Le immagini che abbiamo visto negli ultimi giorni arrivano tutte dalla capitale Kabul, dove una certa quota della popolazione è giustamente terrorizzata per l’arrivo dei talebani. Ma si tratta di quelle persone che, negli anni, hanno preso confidenza con la presenza degli occidentali, ne hanno mutuato alcuni costumi, magari hanno tratto profitto dalla collaborazione. Nulla abbiamo visto, però, di ciò che accade nel resto del Paese, nei Paesi isolati, nelle piccole città. Laddove il ricatto della comune appartenenza islamica, presentato dai talebani sulla punta del fucile, deve aver avuto gioco assai facile.

Che cosa potrà accadere, ora? Bisogna distinguere. Sul piano interno, è difficile prevedere quale sarà il livello di intransigenza islamista che i nuovi talebani vorranno applicare. Sono rimasti a lungo mimetizzati nei santuari afghani e pakistani, alcuni dei loro capi non si fanno vedere in pubblico da anni per timore di essere uccisi dagli americani, qualunque previsione diventa indovinello. Certo ci sarà un giro di vite e le epurazioni saranno feroci. Difficile credere, però, che si tornerà alle abitudini di fine anni Novanta, quando per la prima volta i talebani presero il potere. Con il fotoreporter Nino Leto nel 1997 arrivai nella Kabul da qualche mese dominata, appunto, dagli studenti coranici. C’erano i roghi pubblici di musicassette e libri, ogni giorno. E mentre eravamo lì, tre eroiche suore di Madre Teresa, che avevano voluto restare, erano state prese a scudisciate perché il loro portamento, a giudizio di presunti custodi del pudore islamista, non era abbastanza modesto.
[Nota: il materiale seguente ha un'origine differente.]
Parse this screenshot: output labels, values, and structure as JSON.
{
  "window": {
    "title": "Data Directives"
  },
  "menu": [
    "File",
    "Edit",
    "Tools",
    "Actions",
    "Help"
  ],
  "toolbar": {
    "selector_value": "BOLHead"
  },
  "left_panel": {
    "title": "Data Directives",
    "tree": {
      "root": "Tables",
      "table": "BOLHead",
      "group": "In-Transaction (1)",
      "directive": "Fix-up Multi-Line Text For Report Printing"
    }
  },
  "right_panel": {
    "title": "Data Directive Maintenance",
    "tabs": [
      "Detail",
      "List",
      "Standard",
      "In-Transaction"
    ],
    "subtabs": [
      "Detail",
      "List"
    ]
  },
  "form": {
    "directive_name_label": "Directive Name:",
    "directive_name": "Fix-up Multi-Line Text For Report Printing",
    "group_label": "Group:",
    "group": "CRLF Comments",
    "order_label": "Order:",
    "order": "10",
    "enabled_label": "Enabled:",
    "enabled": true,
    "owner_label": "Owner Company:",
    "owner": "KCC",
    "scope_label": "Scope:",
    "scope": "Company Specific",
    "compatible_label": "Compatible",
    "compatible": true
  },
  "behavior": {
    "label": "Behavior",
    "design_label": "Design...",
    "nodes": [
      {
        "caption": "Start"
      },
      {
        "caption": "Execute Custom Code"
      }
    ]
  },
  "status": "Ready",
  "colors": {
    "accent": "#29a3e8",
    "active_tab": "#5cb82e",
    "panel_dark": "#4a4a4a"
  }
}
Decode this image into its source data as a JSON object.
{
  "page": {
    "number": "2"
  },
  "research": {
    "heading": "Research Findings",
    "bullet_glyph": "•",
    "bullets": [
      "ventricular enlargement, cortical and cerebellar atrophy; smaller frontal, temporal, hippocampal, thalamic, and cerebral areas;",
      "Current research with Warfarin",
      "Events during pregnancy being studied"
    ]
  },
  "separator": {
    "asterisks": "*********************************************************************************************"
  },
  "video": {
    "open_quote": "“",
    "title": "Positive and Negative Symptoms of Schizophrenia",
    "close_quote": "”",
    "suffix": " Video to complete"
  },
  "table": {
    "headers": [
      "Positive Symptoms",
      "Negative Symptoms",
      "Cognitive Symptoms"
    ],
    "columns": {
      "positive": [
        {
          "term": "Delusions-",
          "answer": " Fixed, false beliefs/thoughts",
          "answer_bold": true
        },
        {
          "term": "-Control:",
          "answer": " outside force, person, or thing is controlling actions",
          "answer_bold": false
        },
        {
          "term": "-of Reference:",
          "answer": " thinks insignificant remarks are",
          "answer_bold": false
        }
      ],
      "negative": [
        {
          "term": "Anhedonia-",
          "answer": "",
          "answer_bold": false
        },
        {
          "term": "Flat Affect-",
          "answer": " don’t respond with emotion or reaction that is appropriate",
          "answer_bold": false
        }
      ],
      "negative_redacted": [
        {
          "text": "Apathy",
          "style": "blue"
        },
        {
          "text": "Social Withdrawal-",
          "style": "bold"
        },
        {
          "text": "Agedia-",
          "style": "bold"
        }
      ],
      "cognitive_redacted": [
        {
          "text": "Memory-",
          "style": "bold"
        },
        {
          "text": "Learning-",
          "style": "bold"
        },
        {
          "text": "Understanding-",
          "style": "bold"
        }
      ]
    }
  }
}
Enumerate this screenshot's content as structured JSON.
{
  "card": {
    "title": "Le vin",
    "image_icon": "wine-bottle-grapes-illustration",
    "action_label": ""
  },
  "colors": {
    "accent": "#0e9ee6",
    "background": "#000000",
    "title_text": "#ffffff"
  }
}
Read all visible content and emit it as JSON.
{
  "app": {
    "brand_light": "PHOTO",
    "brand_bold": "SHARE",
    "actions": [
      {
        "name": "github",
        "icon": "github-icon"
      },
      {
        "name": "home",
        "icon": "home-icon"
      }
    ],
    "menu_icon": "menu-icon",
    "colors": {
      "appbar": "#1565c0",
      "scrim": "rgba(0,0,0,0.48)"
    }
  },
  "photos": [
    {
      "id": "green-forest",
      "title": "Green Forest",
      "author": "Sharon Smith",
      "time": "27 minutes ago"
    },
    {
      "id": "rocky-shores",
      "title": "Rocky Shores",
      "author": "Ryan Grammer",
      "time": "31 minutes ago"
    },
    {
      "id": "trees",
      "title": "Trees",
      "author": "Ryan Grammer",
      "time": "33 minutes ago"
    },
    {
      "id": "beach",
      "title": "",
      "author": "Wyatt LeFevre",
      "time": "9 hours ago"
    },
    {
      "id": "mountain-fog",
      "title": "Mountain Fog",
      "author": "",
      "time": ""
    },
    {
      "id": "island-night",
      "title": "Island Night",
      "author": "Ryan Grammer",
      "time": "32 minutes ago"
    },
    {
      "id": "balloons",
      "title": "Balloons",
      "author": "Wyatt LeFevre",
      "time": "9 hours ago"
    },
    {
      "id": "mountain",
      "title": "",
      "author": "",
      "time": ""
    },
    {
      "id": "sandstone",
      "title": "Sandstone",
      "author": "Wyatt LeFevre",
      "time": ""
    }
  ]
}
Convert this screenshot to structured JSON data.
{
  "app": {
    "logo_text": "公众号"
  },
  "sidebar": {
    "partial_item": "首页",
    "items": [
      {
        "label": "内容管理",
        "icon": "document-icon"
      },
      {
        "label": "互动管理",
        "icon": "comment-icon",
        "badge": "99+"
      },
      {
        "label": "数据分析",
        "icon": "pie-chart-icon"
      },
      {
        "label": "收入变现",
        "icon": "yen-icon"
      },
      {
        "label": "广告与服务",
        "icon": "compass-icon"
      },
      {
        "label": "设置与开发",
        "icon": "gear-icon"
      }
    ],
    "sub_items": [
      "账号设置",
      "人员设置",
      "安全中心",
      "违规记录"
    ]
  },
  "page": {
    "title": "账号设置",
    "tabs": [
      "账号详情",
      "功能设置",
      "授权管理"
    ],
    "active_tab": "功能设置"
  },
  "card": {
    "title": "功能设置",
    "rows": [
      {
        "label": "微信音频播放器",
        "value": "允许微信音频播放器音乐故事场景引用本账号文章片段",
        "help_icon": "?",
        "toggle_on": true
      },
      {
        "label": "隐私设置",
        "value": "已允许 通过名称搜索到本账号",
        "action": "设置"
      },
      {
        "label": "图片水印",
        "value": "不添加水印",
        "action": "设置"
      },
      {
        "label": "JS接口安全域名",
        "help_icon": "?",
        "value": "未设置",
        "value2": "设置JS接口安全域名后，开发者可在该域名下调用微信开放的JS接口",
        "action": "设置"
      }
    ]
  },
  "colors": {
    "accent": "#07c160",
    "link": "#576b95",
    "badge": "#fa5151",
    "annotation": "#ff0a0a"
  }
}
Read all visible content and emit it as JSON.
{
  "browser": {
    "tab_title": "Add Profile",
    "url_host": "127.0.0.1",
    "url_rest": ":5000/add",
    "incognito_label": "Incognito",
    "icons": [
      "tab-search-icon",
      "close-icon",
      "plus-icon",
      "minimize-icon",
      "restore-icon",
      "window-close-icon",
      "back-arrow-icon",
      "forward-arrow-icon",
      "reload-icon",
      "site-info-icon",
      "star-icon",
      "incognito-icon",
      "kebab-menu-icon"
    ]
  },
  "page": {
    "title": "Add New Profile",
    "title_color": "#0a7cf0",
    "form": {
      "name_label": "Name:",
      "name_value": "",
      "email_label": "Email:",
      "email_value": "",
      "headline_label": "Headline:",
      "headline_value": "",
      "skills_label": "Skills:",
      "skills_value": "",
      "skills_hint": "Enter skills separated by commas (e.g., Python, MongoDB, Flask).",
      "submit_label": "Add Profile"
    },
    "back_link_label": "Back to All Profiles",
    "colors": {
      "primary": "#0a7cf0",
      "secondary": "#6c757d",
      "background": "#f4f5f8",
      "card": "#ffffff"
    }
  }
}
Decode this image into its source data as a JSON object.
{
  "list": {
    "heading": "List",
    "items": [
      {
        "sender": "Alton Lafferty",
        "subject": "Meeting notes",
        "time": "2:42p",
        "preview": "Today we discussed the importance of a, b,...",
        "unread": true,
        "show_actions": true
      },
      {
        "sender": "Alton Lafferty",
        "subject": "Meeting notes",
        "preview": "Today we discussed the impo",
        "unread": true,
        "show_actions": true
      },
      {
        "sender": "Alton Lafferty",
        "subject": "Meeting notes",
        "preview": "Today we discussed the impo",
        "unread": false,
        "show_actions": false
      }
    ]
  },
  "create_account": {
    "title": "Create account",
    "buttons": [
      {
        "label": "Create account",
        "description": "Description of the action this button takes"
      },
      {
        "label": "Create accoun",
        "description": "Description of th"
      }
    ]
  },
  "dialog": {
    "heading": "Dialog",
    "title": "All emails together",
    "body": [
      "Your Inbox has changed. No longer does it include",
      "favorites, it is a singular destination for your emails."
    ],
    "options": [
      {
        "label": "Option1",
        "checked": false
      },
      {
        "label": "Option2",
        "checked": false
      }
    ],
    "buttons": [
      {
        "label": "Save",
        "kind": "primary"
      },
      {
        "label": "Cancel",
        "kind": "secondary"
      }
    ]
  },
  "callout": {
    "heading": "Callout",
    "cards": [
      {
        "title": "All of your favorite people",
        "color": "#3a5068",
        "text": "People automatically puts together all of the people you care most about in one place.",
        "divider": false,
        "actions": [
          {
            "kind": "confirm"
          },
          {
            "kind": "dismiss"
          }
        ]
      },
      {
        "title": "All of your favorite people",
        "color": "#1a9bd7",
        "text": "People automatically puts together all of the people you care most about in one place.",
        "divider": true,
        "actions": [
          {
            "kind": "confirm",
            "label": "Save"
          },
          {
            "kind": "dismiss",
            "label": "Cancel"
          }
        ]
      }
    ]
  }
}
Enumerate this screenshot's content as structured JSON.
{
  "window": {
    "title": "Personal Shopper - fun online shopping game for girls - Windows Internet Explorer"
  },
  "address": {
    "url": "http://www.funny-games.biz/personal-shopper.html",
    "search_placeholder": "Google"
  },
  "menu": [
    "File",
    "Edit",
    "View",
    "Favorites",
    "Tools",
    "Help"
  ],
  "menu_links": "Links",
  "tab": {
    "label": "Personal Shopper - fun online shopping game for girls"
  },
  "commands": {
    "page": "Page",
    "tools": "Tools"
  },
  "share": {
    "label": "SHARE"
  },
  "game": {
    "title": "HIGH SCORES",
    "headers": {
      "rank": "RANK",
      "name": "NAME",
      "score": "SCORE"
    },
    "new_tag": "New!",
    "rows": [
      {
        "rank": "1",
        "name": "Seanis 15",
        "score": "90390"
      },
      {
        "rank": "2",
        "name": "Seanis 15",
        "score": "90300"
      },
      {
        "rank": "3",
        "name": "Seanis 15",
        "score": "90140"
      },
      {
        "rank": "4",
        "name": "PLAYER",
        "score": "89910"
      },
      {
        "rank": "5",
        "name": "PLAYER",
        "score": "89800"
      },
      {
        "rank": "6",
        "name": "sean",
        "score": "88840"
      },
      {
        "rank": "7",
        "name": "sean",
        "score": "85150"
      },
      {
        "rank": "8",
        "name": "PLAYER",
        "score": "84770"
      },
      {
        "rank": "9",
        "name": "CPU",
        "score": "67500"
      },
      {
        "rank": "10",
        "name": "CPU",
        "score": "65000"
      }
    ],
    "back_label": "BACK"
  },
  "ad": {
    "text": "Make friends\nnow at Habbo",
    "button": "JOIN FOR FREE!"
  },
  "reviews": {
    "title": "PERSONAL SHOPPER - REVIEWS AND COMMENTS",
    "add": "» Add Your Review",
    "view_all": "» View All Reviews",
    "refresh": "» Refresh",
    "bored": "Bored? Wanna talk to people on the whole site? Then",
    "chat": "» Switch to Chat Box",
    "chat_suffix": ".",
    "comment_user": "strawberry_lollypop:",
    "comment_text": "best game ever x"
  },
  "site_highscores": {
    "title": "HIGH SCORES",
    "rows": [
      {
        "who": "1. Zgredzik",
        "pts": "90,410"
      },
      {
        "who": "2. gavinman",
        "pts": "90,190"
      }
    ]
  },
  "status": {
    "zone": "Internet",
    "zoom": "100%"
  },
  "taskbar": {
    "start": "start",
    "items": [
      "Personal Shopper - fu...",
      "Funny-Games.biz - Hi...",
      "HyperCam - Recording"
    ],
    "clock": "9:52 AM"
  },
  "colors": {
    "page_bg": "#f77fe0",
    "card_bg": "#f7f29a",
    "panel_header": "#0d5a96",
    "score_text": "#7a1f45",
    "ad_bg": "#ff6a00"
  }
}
Personalmente non credo che si tornerà a quelle follie. I leader del primo movimento, con il loro estremismo, si isolarono dal mondo e furono presto fatti fuori. Gli attuali dirigenti hanno imparato dagli errori dei padri, in senso letterale: Muhammad Yaqoob, leader militare delle milizie che hanno preso Kabul, è figlio del Mullah Omar, che fu tra i fondatori del movimento originario; Sirajuddin Haqqani, responsabile delle finanze e della logistica, è figlio di Jalaluddin Haqqani, che fu un noto comandante militare. E il capo dei capi, Aibatullah Akhunzada, è un colto sessantenne, non un montanaro incartapecorito. Lo dimostra l’accortezza politica con cui hanno gestito il ritorno al potere. Hanno stretto contatti con la Cina (lo Xinyang, regione di cinesi musulmani e inquieti, confina con l’Afghanistan) e con la Russia, parlano con la Turchia, hanno mollato l’Arabia Saudita per il Qatar (la capitale Doha è da molti anni sede del loro ufficio politico), con il Pakistan non c’è mai stato e non c’è problema. In poche parole, hanno cercato una sponda presso il fronte dei Paesi che si battono per non lasciare agli Usa il dominio del mondo. Strano no, significativo sì. Considerazioni che portano a una conclusione: se è così, questi talebani 2.0 sono più insidiosi e pericolosi di quelli di una volta. Forse non meno feroci, di sicuro molto più abili.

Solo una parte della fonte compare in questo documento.